UV Fluorescence Core Screening / NAPL Evaluation
Another of Princeton Geoscience’s Decision Support Services is UV Fluorescence Core Screening and Imaging (UV Screening), which Princeton Geoscience has developed for commercial offering to consulting industry clients, who request our support during drilling programs. UV Screening is a technology adapted from petroleum exploration, wherein samples of soil core or rock cuttings are examined under magnification, while illuminated sequentially by white light and ultra-violet light, to identify the presence of any fluorescing non-aqueous phase liquids (NAPL) in the soil or rock pore space. The inspection is done on the undisturbed sub-sample and while dropping a solvent, typically acetone or methanol, as may be needed to liberate NAPL from the soil or rock matrix.
In the method developed by Princeton Geoscience, the magnified images are viewed in real-time on a large-screen computer monitor within the controlled environment of the Princeton Geoscience onsite mobile geological laboratory. Photographic and video files can be saved to document occurrence of NAPL “shows” attributed to depths sampled in the soil or rock cores. Such documentary evidence is being sought more frequently in both pre- and post-remedial studies in situations where consultants seek to identify conditions which may complicate remedy implementation (e.g., NAPL in storage within low-hydraulic conductivity geologic units) and thus support either use of specialized technologies or perhaps pursuit of Technical Impracticability (TI) determinations.
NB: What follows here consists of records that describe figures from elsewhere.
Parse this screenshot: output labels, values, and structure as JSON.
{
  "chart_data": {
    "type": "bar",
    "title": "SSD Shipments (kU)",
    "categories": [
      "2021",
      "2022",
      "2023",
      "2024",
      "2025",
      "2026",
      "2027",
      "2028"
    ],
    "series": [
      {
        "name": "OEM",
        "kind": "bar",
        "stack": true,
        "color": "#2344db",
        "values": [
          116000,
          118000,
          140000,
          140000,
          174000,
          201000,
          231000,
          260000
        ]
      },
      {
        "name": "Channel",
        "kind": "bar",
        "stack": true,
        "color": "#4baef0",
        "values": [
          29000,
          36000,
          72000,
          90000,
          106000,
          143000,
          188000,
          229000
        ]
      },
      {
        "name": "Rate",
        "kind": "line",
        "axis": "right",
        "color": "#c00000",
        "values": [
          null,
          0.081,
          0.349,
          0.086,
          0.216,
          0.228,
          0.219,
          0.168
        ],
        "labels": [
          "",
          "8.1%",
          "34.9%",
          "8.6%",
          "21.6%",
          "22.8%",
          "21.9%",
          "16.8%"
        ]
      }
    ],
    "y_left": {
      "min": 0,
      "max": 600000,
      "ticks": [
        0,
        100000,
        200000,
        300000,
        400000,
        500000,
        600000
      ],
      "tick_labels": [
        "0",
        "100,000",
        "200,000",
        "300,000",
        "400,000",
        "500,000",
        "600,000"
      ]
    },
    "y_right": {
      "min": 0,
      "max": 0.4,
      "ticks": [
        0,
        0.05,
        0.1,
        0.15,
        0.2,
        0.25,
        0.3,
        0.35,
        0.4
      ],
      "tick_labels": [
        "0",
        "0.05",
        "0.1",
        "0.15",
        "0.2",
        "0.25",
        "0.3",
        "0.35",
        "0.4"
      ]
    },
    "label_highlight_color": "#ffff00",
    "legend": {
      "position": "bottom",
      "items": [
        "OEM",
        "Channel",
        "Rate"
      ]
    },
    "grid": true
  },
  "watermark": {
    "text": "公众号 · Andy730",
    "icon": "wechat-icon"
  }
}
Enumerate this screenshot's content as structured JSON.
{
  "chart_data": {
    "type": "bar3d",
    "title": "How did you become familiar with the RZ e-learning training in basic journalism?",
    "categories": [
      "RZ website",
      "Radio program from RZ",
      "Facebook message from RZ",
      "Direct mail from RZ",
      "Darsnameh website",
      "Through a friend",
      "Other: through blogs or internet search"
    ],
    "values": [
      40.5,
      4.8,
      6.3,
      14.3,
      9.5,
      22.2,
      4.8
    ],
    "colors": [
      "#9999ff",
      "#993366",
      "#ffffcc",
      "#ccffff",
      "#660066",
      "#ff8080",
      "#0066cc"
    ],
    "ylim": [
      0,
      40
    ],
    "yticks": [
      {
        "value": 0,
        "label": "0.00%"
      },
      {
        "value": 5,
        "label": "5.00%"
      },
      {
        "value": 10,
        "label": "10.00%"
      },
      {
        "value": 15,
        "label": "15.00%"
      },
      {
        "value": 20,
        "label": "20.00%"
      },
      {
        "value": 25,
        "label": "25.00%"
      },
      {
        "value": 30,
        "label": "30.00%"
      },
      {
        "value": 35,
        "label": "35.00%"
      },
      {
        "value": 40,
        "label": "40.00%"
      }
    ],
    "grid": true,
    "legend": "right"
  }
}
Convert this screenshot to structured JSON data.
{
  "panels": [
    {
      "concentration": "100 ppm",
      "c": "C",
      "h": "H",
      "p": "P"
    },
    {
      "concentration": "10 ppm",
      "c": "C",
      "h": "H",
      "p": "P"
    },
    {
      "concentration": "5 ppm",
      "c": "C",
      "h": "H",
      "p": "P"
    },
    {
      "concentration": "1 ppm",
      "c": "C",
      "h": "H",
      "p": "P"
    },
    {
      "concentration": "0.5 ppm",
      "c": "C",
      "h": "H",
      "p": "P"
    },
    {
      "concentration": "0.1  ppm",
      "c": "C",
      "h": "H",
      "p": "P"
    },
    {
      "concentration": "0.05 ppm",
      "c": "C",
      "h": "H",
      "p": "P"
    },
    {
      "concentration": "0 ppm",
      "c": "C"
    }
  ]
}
NAPLs containing petroleum hydrocarbons, specifically polynuclear aromatic hydrocarbons (PAHs), may fluoresce whereas CVOC molecules do not fluoresce under UV light. However, DNAPLs consisting of spent chlorinated solvents derived from metalworking and metal finishing related operations, such as vapor degreasing and cold cleaning, can contain co-solved petroleum constituents which may fluoresce. As such, UV Screening can be used to evaluate both petroleum based LNAPLs as well as DNAPLs derived from certain industrial activities.